Vous vous souviendrez sans doute du dernier roman de Laurent Seksik, “L’Exercice de la médecine”, dans lequel la narratrice, Lena, cancérologue en exercice à Paris, racontait l’histoire de sa famille, une lignée de médecins juifs, habités par la volonté de secourir et guérir, histoire du temps de la Russie tsariste, puis en Allemagne, à Berlin, en Union Soviétique sous la coupe de Staline pour arriver finalement à Paris.

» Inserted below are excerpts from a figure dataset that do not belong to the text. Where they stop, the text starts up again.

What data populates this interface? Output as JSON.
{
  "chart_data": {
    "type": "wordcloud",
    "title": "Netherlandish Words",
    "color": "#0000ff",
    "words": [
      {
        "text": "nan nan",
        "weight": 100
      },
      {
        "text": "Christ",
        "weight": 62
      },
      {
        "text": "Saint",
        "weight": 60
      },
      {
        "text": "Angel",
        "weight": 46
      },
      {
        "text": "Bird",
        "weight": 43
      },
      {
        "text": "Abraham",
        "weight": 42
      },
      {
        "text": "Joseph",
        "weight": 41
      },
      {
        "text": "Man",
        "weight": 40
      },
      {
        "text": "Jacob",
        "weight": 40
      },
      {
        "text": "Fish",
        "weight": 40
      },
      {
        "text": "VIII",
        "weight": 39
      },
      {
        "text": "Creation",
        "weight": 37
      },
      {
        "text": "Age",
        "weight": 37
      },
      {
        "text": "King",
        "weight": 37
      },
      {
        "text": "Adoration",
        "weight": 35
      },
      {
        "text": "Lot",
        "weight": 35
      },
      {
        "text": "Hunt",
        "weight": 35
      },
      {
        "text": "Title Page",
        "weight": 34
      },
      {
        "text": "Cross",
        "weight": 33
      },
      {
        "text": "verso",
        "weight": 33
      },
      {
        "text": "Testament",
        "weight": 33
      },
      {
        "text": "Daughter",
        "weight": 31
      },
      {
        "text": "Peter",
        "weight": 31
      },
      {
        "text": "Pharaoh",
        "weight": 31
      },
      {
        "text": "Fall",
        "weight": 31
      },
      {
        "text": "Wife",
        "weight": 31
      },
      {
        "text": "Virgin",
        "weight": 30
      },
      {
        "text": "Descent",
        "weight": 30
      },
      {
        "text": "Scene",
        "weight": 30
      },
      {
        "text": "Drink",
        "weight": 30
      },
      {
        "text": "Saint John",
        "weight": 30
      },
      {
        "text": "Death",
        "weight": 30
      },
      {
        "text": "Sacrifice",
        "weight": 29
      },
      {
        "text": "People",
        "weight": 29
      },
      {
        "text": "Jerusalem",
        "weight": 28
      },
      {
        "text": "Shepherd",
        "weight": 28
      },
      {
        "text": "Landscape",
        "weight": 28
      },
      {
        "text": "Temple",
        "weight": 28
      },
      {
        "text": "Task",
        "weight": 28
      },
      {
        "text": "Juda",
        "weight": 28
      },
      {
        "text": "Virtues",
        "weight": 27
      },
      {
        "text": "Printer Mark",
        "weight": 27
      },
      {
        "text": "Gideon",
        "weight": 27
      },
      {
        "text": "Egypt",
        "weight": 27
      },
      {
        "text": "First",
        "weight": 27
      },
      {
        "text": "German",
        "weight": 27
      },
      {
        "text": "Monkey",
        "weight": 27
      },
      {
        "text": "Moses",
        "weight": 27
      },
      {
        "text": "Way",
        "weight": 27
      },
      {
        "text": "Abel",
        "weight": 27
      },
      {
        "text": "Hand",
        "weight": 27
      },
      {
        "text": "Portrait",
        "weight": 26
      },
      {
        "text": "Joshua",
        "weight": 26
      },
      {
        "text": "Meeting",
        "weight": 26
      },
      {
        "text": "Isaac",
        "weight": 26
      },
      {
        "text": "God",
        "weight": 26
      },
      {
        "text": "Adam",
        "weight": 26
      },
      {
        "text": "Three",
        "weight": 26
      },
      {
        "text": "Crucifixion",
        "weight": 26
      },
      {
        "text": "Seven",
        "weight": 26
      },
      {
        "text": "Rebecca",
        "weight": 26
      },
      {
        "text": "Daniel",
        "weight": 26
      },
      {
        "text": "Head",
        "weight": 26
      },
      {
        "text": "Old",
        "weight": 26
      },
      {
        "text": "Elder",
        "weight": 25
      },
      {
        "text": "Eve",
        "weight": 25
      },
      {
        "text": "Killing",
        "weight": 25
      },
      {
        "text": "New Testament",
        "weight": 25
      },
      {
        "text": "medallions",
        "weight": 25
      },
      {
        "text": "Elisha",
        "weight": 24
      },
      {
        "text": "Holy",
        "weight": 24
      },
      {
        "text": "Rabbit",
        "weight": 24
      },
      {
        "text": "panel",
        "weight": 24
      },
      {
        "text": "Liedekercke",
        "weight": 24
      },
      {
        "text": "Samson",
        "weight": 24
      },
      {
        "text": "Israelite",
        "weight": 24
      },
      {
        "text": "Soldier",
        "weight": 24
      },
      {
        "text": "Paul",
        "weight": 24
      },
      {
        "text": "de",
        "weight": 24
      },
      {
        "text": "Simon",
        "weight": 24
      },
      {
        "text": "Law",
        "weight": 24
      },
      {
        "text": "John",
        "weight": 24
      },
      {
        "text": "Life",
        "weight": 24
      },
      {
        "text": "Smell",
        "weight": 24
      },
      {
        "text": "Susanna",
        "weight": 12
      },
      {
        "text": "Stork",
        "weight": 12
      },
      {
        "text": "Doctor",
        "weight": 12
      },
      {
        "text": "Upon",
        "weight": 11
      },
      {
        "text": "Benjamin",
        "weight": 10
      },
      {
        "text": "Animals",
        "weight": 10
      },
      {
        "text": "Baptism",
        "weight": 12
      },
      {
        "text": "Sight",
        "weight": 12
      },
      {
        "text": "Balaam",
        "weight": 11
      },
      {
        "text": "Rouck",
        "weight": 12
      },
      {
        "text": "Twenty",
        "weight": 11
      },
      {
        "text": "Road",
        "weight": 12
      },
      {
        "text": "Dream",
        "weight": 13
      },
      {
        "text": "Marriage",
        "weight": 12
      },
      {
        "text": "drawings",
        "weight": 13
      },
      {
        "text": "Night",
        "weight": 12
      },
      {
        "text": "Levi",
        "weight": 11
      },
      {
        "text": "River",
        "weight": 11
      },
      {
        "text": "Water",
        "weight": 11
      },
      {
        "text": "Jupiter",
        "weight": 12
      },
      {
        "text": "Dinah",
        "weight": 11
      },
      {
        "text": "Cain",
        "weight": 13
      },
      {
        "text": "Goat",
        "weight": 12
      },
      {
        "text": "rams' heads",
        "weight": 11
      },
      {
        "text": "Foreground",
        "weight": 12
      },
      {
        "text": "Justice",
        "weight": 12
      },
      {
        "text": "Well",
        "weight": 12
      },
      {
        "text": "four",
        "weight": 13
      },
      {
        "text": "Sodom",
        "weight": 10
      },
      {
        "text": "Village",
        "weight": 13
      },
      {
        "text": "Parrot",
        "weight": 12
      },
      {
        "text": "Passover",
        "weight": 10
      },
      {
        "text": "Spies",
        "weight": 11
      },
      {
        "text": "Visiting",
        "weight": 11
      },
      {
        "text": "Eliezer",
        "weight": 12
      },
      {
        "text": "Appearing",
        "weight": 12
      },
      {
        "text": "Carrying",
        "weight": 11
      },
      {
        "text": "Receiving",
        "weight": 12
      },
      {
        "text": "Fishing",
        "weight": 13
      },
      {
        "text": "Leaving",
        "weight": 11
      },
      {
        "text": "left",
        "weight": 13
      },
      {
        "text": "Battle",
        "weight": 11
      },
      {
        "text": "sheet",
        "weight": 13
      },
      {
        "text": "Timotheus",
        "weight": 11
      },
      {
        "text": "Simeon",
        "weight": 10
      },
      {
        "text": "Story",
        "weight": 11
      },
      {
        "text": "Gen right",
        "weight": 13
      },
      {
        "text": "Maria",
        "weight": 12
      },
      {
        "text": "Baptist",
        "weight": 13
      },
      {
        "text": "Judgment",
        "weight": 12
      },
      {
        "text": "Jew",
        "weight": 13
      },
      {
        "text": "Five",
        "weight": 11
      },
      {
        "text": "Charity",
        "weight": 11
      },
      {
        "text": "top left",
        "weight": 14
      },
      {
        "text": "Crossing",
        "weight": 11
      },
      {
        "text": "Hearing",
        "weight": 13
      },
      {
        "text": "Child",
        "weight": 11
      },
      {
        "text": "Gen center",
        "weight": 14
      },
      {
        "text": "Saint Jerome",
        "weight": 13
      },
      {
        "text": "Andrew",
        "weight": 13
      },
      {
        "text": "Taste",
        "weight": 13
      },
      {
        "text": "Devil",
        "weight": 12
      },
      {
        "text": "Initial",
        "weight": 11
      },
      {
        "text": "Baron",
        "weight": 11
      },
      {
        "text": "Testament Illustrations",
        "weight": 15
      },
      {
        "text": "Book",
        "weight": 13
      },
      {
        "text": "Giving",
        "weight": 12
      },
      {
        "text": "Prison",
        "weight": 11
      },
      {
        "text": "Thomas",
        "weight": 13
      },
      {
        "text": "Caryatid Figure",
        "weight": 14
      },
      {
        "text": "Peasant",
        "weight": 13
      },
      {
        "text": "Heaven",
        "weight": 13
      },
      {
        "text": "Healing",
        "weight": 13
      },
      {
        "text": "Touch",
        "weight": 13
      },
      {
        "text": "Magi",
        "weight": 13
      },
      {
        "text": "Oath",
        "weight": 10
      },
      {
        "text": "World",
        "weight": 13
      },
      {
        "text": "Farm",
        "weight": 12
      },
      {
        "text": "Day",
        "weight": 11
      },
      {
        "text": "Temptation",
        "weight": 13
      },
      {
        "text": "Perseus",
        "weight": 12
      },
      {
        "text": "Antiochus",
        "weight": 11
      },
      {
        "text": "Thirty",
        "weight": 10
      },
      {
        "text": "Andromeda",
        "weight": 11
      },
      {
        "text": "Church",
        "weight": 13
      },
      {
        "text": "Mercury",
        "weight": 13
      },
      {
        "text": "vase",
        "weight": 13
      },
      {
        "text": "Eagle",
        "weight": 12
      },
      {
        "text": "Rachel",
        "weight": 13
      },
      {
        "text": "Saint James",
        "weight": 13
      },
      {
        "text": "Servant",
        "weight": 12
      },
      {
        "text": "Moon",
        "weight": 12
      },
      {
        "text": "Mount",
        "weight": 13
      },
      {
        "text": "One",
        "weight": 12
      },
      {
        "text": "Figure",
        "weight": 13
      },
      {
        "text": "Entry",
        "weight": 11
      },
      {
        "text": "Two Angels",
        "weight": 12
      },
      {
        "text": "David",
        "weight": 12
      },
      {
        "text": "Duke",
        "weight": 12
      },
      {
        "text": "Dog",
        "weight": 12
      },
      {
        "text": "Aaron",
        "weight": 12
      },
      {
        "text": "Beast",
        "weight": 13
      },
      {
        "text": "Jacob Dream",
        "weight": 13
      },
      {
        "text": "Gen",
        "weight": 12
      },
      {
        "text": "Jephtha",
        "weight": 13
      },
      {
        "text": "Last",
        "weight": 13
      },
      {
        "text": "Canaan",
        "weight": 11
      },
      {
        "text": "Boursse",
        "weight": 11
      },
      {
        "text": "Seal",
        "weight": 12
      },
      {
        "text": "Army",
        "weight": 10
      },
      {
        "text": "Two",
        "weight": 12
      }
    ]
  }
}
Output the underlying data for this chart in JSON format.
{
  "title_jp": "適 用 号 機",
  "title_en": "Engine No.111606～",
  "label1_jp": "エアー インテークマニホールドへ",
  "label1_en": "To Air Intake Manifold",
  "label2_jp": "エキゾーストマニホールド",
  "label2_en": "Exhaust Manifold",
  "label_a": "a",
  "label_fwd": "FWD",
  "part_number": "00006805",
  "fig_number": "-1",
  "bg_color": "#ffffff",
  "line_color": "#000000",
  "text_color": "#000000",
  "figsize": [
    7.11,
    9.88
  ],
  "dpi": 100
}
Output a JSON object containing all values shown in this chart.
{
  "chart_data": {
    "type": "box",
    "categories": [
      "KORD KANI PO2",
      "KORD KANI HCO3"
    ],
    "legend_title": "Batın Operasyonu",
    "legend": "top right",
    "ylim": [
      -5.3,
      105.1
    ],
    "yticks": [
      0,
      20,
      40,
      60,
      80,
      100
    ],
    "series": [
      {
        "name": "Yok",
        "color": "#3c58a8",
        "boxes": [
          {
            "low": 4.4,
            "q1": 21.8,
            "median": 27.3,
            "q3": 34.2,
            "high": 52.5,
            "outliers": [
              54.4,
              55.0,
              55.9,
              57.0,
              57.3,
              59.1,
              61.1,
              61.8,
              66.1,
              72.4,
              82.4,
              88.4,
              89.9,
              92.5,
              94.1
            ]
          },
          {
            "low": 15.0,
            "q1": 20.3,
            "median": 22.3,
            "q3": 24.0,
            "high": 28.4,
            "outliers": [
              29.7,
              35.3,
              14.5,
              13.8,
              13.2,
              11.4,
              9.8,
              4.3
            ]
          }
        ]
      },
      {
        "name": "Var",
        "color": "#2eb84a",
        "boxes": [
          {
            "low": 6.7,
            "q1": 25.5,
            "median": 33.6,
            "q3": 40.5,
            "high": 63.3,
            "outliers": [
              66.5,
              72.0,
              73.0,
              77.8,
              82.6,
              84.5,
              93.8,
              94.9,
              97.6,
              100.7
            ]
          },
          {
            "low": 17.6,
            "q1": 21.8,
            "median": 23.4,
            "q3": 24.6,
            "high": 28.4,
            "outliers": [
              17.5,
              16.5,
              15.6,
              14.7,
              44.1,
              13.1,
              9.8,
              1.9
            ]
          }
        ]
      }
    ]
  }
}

Ainsi que son titre l’indique, c’est d’un tout autre sujet que traite Laurent Seksik dans son dernier livre. Romain Gary, personnage plus grand que nature, on le sait, s’était forgé une vie bien différente de la réalité. Sa mère, Mina, personnage central de sa vie et de ses romans, n’était pas dans la vraie vie, la grande styliste parisienne qu’il se plait à décrire mais une simple modiste luttant pour élever son enfant dans la pauvreté d’une banlieue de Vilnius. Pourtant, au delà de ces embellissements, la force de caractère indomptable et la croyance de cette mère dans le destin unique de son fils sont bien réels, sublimés dans “La promesse de l’aube”, le chef d’euvre de Gary, épopée dont le père est pratiquement absent. Pour bâtir sa légende, Romain gary s’est donc inventé un père, Ivan Mosjoukine, célèbre comédien russe de cette époque. Laurent Seksik, défait la légende pour donner vie à Arieh Kacew, le vrai père du romancier. Ce père n’est pas comédien mais fourreur. Fatigué par le caractère volcanique de Mina son épouse, dont les humeurs l’épuisent, il s’enfuit avec Frida à qui il a fait un enfant. Romain Kacew-Gary a alors onze ans et jamais il ne pardonnera à son père cet abandon. C’est alors qu’il s’invente une vie et un père. Laurent Seksik avec élégance et respect, fait vivre ce père gommé par son fils et par l’histoire. Il devine et créé, et la fiction, sous sa plume, donne vie à cet homme qui aura autant que Mina, influencé, certes en contre-point, la vie de Romain Gary. Laurent Seksik nous avait décrit “ Les derniers jours de Stefan Zweig” et “Le cas Eduard Einstein”, le frère du grand savant, dans une recherche passionnée et respectueuse de la vérité. Laurent Seksik poursuit ici ce travail avec Romain Gary. En montrant la face cachée, parfois noire, de l’écrivain, il nous fait ressentir le choc qu’a été pour Romain Gary la trahison d’un père vénéré. Nous comprenons, dès lors, ces mensonges, ces fausses légendes, ce besoin éperdu de reconnaissance qui en découle, pour plus encore, en le comprenant mieux, nous le faire admirer.